Vecchia rugosa, ero fregato. Pagavo sì, poco, ma sarebbe andata a finire che dovevo fare da badante a un
vecchio cieco. E così da dover pensare a tutti i casini da cui ero fuggito mi ritrovavo a dover preparare la
colazione a uno sconosciuto.
«Andiamo figliolo, si tratta solo di un giorno alla settimana»
«Ma io nemmeno lo conosco questo!» protestai.
«Lo conoscerai, non avere furia. Ora vieni che ti faccio vedere la tua stanza.»
Si alzò senza darmi il tempo di aggiungere nulla e si avviò lungo il corridoio della casa. Mi alzai e mi
affrettai a seguirla. Sculettava come un’oca, da giovane probabilmente aveva fatto bollire il sangue di
tanti. Arrivammo davanti a una porta di legno, lei tirò fuori una chiave e l’aprì. C’era un letto attaccato
al muro, un armadio e una scrivania. Una finestra dava sui lungarni, in direzione del mare. Non era così
male.
«Posso avere una chiave?» Le chiesi. Lei estrasse la sua dal suo mazzo e me la consegnò, dicendomi che
avrei dovuto fare al più presto una copia per consegnarla a lei che doveva pulire e quando doveva pulire
non le importava che io dormissi o scopassi con una o con uno, anche questo le importava poco, lei
doveva entrare e pulire e non sarebbe stata ad aspettare me.
Quando la donna tornò in cucina io sistemai la mia roba. Mi ripromisi di passare i prossimi tre mesi
resistendo, per poi andarmene davvero sulla strada. A Parigi c’erano degli amici, sarebbe diventata
quella la mia meta. Ero senza speranze.
Dopo aver sistemato tutto andai in cucina, chiesi del bagno alla vecchia e mi feci la prima pisciata nella
mia nuova casa. Ora ero curioso di conoscere quel signor Marquez a cui avrei dovuto preparare la
colazione domenicale per almeno i prossimi tre mesi della mia vita. Ma che poi che mangiava quel
signor Marquez? Perché con una fetta biscottata si potevano risolvere molte cose. Le chiesi se potevo
conoscerlo e mi disse di no perché stava guardando la Tv e non andava disturbato mentre guardava la
Tv. «La Tv?» le chiesi io, «ma è cieco». Ma a lui andava bene così, mi disse lei. Era il suo rito. Il
maledetto stupido rito di un vecchio cieco.
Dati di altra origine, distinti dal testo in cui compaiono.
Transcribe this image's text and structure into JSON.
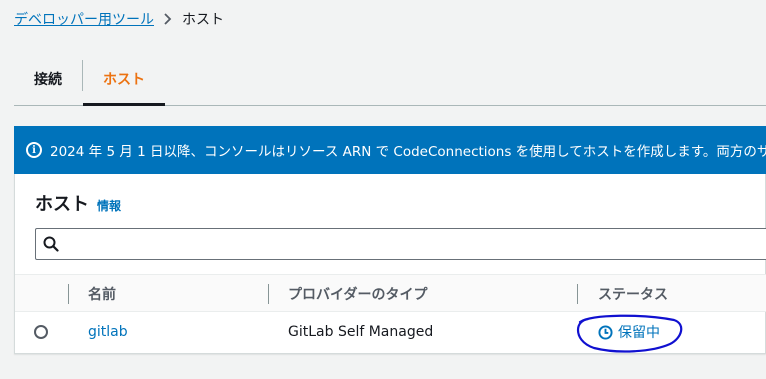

«Ragazzo devi avere un po’ di pazienza, poi ti abituerai.»
Lo speravo, anche se non ero così fiducioso come la vecchia. Ero scappato di casa per fuggire a degli
orari che mi venivano imposti e mi ritrovavo impigliato in altri orari, diversi, ma sempre imposti.
Doveva essere un qualche scherzo del destino.
Me ne andai in camera mia e mi misi a sedere alla scrivania, presi il computer, lo accesi e aprii il
programma di scrittura. Ma non avevo nulla da dire e mi sentivo un po’ confuso, come se tutto quello
che stava accadendo fosse surreale e quasi un sogno. Forse perché andarsene di casa non è poi così
semplice come si pensa da ragazzi. Anzi, a dirla tutta è un po’ un gran bel casino. Il giorno prima hai
qualcuno che ti rifà il letto e ti lava le mutande, il giorno dopo le mutande te le devi lavare da solo, e
come puzzano! Cazzo come puzzano, specialmente quando sei giovane e funziona tutto come deve.
Quando scoppi di ormoni e la vita non ti basta mai e ne vuoi sempre di più.
Non ti basta mai nulla e tutto quello che puoi avere è quella leggera insoddisfazione che in qualsiasi caso
ti accompagna, giorno dopo giorno. Lasciai lì il computer acceso e mi misi sul letto con Kerouac. Quel
giorno avevo poco o nulla da fare, la mia unica missione sarebbe stata solo conoscere quel misterioso
Signor Marquez e scoprire cosa mangiasse di solito a colazione.
Iniziai a leggere e mi ritrovai sulla strada.